San Luis Potosí, SLP.- En el marco del Día Mundial para la Prevención del Suicidio, la voz de la Iglesia católica en San Luis Potosí puso sobre la mesa un tema que, más allá de la fe, refleja una problemática social que no se detiene.
El vocero de la Arquidiócesis potosina, Tomás Cruz Perales, reconoció que cada semana los sacerdotes de la capital escuchan entre uno y dos casos de jóvenes que llegan con pensamientos de suicidio o con crisis emocionales profundas. La mayoría, dijo, enfrenta falta de oportunidades educativas, rupturas afectivas o un sentimiento de vacío existencial. “En la mayoría de los casos se logra evitar la tragedia”, aseguró, al explicar que los sacerdotes ofrecen acompañamiento espiritual y, cuando es posible, los canalizan con sus familias o instituciones de apoyo.
Pero mientras la Iglesia actúa como un primer refugio emocional, los datos oficiales retratan un panorama preocupante.
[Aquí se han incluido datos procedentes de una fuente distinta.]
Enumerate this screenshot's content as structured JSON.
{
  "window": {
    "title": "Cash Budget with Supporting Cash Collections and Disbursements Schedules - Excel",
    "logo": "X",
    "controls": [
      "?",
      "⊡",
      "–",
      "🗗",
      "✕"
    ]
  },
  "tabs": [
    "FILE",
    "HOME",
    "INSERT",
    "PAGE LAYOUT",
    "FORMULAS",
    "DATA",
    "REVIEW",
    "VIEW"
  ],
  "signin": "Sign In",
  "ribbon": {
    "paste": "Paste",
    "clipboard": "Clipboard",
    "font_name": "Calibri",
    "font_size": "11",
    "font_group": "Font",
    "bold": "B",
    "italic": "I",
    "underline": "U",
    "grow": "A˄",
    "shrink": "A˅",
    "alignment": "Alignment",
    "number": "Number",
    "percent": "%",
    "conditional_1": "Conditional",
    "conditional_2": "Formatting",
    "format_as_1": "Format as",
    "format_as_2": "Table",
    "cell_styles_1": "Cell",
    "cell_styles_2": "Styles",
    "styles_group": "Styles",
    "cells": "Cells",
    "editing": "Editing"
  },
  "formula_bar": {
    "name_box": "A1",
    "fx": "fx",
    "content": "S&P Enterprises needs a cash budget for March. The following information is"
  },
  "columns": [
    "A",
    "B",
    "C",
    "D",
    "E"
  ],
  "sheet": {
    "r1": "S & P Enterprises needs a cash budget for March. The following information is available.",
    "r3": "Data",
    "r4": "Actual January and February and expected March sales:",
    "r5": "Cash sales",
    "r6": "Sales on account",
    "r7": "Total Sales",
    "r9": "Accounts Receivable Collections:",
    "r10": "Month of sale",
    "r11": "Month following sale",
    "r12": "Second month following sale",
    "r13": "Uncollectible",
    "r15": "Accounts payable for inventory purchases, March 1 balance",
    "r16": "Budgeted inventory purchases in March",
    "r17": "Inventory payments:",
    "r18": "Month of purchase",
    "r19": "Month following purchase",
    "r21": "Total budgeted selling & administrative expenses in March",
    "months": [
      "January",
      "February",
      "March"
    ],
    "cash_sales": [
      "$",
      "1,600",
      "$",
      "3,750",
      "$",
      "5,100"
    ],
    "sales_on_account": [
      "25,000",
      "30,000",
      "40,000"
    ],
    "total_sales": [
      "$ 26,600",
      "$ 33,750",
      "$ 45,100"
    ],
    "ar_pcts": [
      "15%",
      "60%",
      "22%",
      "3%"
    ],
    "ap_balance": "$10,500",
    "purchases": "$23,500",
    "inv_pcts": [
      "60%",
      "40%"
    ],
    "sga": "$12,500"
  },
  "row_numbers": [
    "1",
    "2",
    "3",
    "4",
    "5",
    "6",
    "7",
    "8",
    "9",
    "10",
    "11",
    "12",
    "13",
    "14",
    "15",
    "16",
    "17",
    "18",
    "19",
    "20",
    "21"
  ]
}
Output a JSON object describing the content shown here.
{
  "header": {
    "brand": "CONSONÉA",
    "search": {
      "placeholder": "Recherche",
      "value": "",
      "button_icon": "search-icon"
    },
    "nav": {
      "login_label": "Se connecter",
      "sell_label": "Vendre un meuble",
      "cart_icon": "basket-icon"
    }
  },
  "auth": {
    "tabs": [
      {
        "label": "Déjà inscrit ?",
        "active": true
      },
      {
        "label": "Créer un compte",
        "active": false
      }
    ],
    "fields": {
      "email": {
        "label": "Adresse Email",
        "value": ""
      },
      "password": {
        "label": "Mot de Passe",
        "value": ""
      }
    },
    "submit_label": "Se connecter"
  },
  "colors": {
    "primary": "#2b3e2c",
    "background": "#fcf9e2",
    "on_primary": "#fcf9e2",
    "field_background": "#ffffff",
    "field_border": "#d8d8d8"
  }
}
Cifras del INEGI, San Luis Potosí cerró el primer semestre de 2024 dentro de los seis estados con mayor tasa de muertes por suicidio en el país, 9.1 por cada 100 mil habitantes, por encima del promedio nacional de 6.9.
La responsable estatal del Programa de Salud Mental y Adicciones, Patricia Núñez Hernández, detalló que tan solo en lo que va de 2025 ya se han registrado 145 muertes por lesiones autoinfligidas. El año pasado fueron 258 en total, lo que muestra que la tendencia se mantiene en niveles alarmantes. Las edades más afectadas son adolescentes y adultos jóvenes de entre 20 y 39 años.
Núñez subrayó que el consumo de alcohol y drogas sigue siendo un detonante que incrementa el riesgo, pero detrás de cada estadística hay un factor silencioso, el aislamiento emocional y la ausencia de redes de apoyo efectivas.
Al final, tanto la Iglesia como las instituciones de salud coinciden en un punto, hablar del suicidio ya no puede seguir siendo un tabú. Lo inquietante es que, aunque los sacerdotes logren evitar que un joven se quite la vida en el corto plazo, las cifras muestran que la raíz del problema permanece sin atender.
La pregunta incómoda es inevitable, ¿está haciendo lo suficiente el Estado, la sociedad y la familia para ofrecer a los jóvenes algo más que contención momentánea? Porque mientras las estadísticas suben, las respuestas estructurales parecen llegar tarde.